The Black Ops Sniper trigger system is easily adjustable by YOU. Here is a quick and easy block of instruction and a look at the internals so that you'll know precisely what you are dealing with and what the two screws do.
Once you have done some trigger adjustments you will find that this rifle is MUCH better to shoot.
What you will need: A small precision flat blade screwdriver....that's it.
Ok, so there are TWO screws. A very small one in FRONT of the trigger, and a larger one BEHIND the trigger (there is an access hole in the trigger guard to get to the rear one). Have a look.
Ok, let's have a look at the trigger outside of the chassis and see what we're dealing with.
Here is a close up look at the FRONT adjustment screw. This is the one that does NOT have an access hole. The front adjustment screw, in my humble opinion, is the more important of the two. This is the screw that adjusts the length of trigger pull
. From the factory the trigger doesn't just have what people would call, "a little creep". It has a 15 mile road march before it releases the sear. It is the longest that I have ever encountered and those that shoot this rifle will probably agree.
The way this adjustment works is that the more the screw is tightened in, the LESS amount of travel that the trigger has to make to release the sear. By looking at this pic, it will help you understand. Tighten the forward screw and you reduce the amount of trigger pull...righty-tighty, clockwise to tighten. This is a tough one because, as seen in the above photos, there is no access hole to get to this adjustment screw and it is a SMALL one. Not only that, the more you tighten it, the deeper into the hole it goes, therefore making it harder to make contact with the screwdriver.Safety Note: If you manage to somehow tighten this forward screw TOO much, you may get it to the point where the sear will NOT engage the trigger when you cock the spring mechanism. You'll know it's too far when it just will NOT catch when you try to cock it. I don't think you'll get it too deep by adjusting the front screw while it is in the chassis (stock). If you take the rifle out of the chassis and really crank it down, you could end up going too far. My suggestion is to do this adjustment while you are out shooting your rifle. Tighten, cock, shoot. If it goes too deep and will NOT cock, back the screw out until it WILL cock and then back it out another half turn for safety purposes.

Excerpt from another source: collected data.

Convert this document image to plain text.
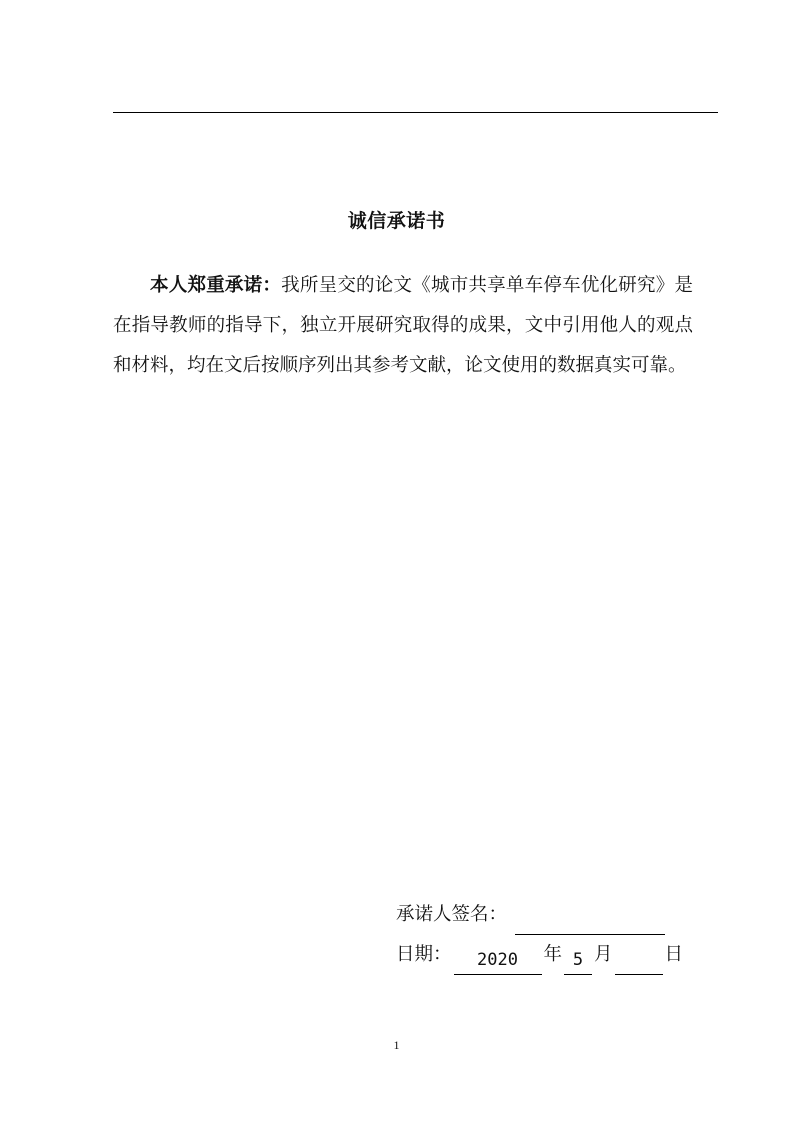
诚信承诺书
本人郑重承诺：我所呈交的论文《城市共享单车停车优化研究》是在指导教师的指导下，独立开展研究取得的成果，文中引用他人的观点和材料，均在文后按顺序列出其参考文献，论文使用的数据真实可靠。
承诺人签名：
日期：	2020	年 5 月	日
1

Ok, now that you have your length set, let's look at the screw to the rear. This is the WEIGHT of PULL adjustment screw
. How this works is there is a spring, as you pull the trigger it compresses the spring. The tighter this screw is, the HEAVIER the pull will be, because the spring is already partially compressed. You do want to be careful not to loosen this screw too much because the screw does need to put a little pressure on that spring to keep it where it is supposed to be. Have a look.
This is a pic of the rear screw from behind.
See how the screw meets the spring? Tight=heavier, Loose=lighter pull. Trick: Loosen it slowly until you notice NO pressure, then tighten it ONE full turn. Remember, righty-tighty.
I promise that when you adjust that forward screw to eliminate the 76 miles of travel and then lighten up the weight a little bit, this rifle will surprise you at how NICE the trigger feels and it puts a ton of fun factor back into this rifle!
I hope this little tutorial helps a lot of people and teaches a thing or two about how this mechanism works. Please feel free to link this tutorial to any thread concerning the Ignite Black Ops Sniper .177 air rifle.